Data Engineering
Vector search: catch the silent recall drop
Reading about silent recall is not the same as catching it. Build a small pgvector search, measure its recall against an exact baseline, then watch the number move as you turn ef_search, fix a selective filter, and bolt on hybrid search — with evidence at every step.
Turn the unit’s mental model into a reproducible engineering loop: build vector search, measure recall@k against ground truth, expose the silent failure modes, and fix them with the right lever, proving each change with before/after recall.
Build a pgvector-backed semantic search over a real document corpus, then prove with measured recall@10 that you can detect and fix the silent failure modes — low ef_search, post-filtered selective filters, and missing exact-match support — without ever relying on row count or latency to tell you something is wrong.
- A before/after table of recall@10 and p99 latency at the default ef_search vs the tuned value, measured against the exact baseline, not estimated.
- Evidence that the filtered-query recall collapsed under post-filtering and was restored by iterative scan, with the latency cost recorded.
- A short list of exact-token queries where hybrid RRF beats pure vector search on recall@10, with the numbers.
- A one-paragraph write-up stating the recall SLO, the ef_search you chose, and why recall@k against an exact baseline — not latency or row count — is the metric you alert on.

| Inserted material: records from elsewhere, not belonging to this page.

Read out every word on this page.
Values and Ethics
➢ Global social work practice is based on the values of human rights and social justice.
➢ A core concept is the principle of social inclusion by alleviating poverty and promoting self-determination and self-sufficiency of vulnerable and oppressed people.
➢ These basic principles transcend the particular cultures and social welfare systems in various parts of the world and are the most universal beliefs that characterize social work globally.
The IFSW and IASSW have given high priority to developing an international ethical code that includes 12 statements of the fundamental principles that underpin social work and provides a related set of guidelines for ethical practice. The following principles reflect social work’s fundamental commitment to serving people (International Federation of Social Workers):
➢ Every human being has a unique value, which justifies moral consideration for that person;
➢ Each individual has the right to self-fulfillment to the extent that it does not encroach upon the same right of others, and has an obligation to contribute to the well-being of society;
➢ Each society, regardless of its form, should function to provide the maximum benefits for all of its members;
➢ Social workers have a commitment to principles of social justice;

- Add an on-call runbook: how to detect a silent recall drop, the recall@k harness command, the ef_search / probes / iterative_scan levers, and a verification checklist.

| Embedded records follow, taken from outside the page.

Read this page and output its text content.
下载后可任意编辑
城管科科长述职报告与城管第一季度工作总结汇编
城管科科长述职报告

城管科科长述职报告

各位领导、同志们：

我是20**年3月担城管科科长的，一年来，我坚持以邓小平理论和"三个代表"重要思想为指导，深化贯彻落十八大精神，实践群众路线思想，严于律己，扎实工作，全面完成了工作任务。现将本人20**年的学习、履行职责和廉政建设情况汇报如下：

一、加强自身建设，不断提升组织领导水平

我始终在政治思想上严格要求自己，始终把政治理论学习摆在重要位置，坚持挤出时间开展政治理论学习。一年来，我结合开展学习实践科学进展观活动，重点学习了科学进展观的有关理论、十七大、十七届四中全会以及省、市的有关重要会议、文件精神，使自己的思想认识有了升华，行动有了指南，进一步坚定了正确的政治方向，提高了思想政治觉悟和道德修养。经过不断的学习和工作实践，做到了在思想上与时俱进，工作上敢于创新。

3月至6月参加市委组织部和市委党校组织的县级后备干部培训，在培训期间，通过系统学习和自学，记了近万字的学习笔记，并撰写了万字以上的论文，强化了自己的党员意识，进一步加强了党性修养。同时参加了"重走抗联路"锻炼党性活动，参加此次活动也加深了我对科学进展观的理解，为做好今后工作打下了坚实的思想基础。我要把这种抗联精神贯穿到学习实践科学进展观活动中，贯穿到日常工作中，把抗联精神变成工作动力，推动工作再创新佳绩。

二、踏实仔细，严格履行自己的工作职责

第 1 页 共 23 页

- Compare HNSW against IVFFlat on the same corpus: measure recall drift after inserting 20% more rows without reindexing, showing IVF centroids go stale while HNSW holds.
- Add IVF-PQ (or an external store like Qdrant/Faiss) and measure the recall loss from quantization, then recover it with a full-precision rerank step on the top candidates.

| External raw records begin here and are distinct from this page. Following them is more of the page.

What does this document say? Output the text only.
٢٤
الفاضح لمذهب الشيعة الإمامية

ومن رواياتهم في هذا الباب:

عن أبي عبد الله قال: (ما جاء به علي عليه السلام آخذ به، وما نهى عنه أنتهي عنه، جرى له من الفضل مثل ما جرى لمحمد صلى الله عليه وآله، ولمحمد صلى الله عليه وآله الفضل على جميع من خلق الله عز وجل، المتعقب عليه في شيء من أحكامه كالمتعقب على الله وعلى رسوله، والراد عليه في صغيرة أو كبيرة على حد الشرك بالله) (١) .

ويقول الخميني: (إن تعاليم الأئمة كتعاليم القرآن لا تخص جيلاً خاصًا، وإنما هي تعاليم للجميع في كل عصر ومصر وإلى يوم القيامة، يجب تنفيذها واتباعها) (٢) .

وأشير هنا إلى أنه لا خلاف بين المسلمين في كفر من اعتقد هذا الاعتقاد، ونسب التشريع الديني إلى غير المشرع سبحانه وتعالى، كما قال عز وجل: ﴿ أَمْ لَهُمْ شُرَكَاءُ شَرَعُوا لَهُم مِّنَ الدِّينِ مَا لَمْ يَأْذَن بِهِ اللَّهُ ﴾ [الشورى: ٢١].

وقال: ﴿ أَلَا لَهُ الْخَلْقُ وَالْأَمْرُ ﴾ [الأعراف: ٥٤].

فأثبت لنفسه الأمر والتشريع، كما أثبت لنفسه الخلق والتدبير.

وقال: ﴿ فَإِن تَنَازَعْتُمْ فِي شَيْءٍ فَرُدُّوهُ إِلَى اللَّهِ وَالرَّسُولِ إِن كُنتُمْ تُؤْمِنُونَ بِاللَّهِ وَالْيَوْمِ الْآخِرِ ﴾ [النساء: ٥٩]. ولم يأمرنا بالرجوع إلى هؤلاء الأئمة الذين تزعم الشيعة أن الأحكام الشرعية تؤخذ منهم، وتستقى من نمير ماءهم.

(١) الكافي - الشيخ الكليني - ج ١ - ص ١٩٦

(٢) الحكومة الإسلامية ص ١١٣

- Wire a CI gate that runs the recall@10 harness on a canary and fails the build if recall drops more than 2 points against main.
This is the loop you will run in every real vector-search incident: build the index with a matching metric, measure recall@k against an exact baseline, expose the silent failures (default ef_search, post-filtered selective filters, missing exact-match support), and fix each with the right lever — dial ef_search, switch on iterative scan, add hybrid RRF — verifying every change with measured recall, never row count or latency. Doing it once on a real corpus makes the production version muscle memory.